ZION's 2012 dividend payout ratio was only 4%. If ZION does hit the median EPS estimates in 2013 and 2014, its TBV-PS will grow from its current $21.67 to $24.33. ZION's 2014 implied RoATCE is about 8%. ZION seems pricey, unless you expect major improvement in its RoATCE. The sell-side isn't expecting any such improvement.

People's United Financial, Inc. (NASDAQ:PBCT) - I wrote a detailed report about Bridgeport, CT-based thrift PBCT for Seeking Alpha in April. To summarize briefly, PBCT's operating results have been dreadful, mainly because of poorly structured and/or executed acquisitions. PBCT's TBV-PS hit its high of $14.72 in Q3 2007, thanks to its second-stage conversion from a mutual holding company to a fully-public institution. TBV-PS had been $4.20 only two quarters prior.

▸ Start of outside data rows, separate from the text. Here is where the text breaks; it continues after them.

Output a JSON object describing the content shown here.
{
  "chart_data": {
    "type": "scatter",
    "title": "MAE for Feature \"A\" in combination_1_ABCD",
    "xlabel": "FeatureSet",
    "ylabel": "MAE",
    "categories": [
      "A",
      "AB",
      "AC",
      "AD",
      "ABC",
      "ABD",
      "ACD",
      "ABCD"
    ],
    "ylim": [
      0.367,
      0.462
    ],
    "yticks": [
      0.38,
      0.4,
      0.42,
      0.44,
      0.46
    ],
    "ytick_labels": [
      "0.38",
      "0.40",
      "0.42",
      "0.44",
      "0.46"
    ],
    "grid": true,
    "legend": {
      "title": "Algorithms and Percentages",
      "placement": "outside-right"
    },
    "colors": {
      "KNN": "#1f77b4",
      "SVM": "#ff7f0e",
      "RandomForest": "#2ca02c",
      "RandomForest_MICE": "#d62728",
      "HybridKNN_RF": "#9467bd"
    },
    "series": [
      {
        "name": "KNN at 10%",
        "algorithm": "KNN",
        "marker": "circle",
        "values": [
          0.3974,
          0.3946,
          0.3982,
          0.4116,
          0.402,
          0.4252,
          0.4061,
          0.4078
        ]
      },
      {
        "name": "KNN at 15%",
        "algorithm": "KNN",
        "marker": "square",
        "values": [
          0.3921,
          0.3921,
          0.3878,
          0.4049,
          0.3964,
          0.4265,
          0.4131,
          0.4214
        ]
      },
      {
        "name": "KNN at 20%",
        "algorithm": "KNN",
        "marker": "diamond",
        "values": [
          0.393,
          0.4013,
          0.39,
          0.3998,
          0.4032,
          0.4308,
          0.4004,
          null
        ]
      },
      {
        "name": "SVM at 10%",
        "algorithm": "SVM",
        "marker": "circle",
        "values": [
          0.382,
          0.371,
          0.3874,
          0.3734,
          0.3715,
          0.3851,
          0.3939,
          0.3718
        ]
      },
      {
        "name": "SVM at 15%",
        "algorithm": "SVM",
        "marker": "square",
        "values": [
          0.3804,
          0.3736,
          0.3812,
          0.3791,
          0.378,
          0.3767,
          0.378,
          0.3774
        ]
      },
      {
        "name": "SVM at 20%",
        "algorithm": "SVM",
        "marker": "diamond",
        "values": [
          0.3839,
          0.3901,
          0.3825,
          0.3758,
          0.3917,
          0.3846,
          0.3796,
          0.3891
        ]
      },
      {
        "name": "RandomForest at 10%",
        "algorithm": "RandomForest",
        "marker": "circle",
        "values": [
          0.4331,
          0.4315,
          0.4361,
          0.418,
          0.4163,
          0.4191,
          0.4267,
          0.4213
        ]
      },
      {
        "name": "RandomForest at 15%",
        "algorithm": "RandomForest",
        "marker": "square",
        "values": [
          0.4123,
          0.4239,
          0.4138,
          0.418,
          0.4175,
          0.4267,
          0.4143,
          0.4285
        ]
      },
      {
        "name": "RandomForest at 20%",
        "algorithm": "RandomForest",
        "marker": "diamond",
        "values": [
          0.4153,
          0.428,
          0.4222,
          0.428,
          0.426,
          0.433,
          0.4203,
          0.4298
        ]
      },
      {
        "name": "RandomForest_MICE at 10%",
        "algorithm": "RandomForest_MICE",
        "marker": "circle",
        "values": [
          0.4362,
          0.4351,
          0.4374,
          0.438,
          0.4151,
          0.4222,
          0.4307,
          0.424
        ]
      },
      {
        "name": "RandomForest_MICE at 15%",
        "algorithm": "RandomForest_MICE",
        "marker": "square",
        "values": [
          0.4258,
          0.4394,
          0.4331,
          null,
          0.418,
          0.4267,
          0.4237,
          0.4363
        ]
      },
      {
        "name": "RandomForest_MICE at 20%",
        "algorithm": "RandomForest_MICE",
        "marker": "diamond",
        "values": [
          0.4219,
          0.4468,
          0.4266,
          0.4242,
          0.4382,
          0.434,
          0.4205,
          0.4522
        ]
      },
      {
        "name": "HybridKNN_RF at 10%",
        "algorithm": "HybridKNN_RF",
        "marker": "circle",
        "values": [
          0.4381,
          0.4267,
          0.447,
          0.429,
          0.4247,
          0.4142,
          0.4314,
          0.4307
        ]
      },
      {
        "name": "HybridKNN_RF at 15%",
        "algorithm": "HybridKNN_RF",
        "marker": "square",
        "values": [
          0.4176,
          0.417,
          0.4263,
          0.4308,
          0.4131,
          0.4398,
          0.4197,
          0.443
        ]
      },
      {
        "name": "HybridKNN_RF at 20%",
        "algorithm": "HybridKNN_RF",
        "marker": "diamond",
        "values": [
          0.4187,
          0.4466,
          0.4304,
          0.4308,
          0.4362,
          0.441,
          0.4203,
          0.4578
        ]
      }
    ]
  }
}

Because it used cash as consideration in acquisitions and repurchased shares at inflated levels, all in an effort to solve the "problem" of excess capital, PBCT ran TBV-PS down to $8.33 at Q1 2013. Through the financial crisis, PBCT never incurred a quarterly loss, so this decline wasn't caused by losses or by the necessity of a dilutive common equity issuance.

PBCT closed on Friday at $13.92, or 1.67x price/TBV-PS multiple. That's a nutty price for an institution with an 8-9% RoATCE. The reason it trades so high? The same reason NYCB does. PBCT sports an above average 4.7% dividend yield. In 2012, it paid out 89% of its EPS as dividends. In 2008, 2009 and 2010, it paid out well over 100%. PBCT is still somewhat over-capitalized, with a TCE/TA ratio of 9.6%, so there's relatively little risk that PBCT will cut its dividend in the near term.

The median sell-side estimates for PBCT for 2013 and 2014 are $0.78 and $0.88, respectively, versus $0.72 in 2012. So the Street expects EPS growth of 8% and 13%, respectively. Where will it come from? Buybacks? Another acquisition?

PBCT's NPAs/assets peaked at 2.8% in Q4 2010, a bit later than the other four institutions. At Q1 2013, NPAs/assets stood at 1.93%, a bit high and basically on par with ZION. Reserves/NPAs are currently 31.8%, the lowest of the five. The next highest is NYCB with 58.8%.

From the standpoint of short interest, PBCT has been relatively boring. Since September 2007, PBCT's stock price has trended down slightly. Short interest spiked to 7.6% in mid-February 2011. PBCT had announced its $489 million acquisition of Danvers Bancorp on January 20th. Short interest then fell rapidly to 2.3% in mid-August 2011, with no meaningful share price move. The recent upward trend from 4.1% in mid-November 2012 to the current 7.1% was accompanied by a 20% share price increase.

PBCT has expressed an interest in pursuing more acquisitions. That, the recent share price run-up and its current price/TBV-PS multiple are three good reasons to short the stock.

As large as the short positions are in the five institutions I profiled, some smaller ones have short positions of 10% or higher. I'll publish a companion piece to this one discussing them sometime soon. And if there are other topics in the bank space you think deserve attention, don't hesitate to send them along.

Disclosure: I have no positions in any stocks mentioned, and no plans to initiate any positions within the next 72 hours. I wrote this article myself, and it expresses my own opinions. I am not receiving compensation for it (other than from Seeking Alpha). I have no business relationship with any company whose stock is mentioned in this article.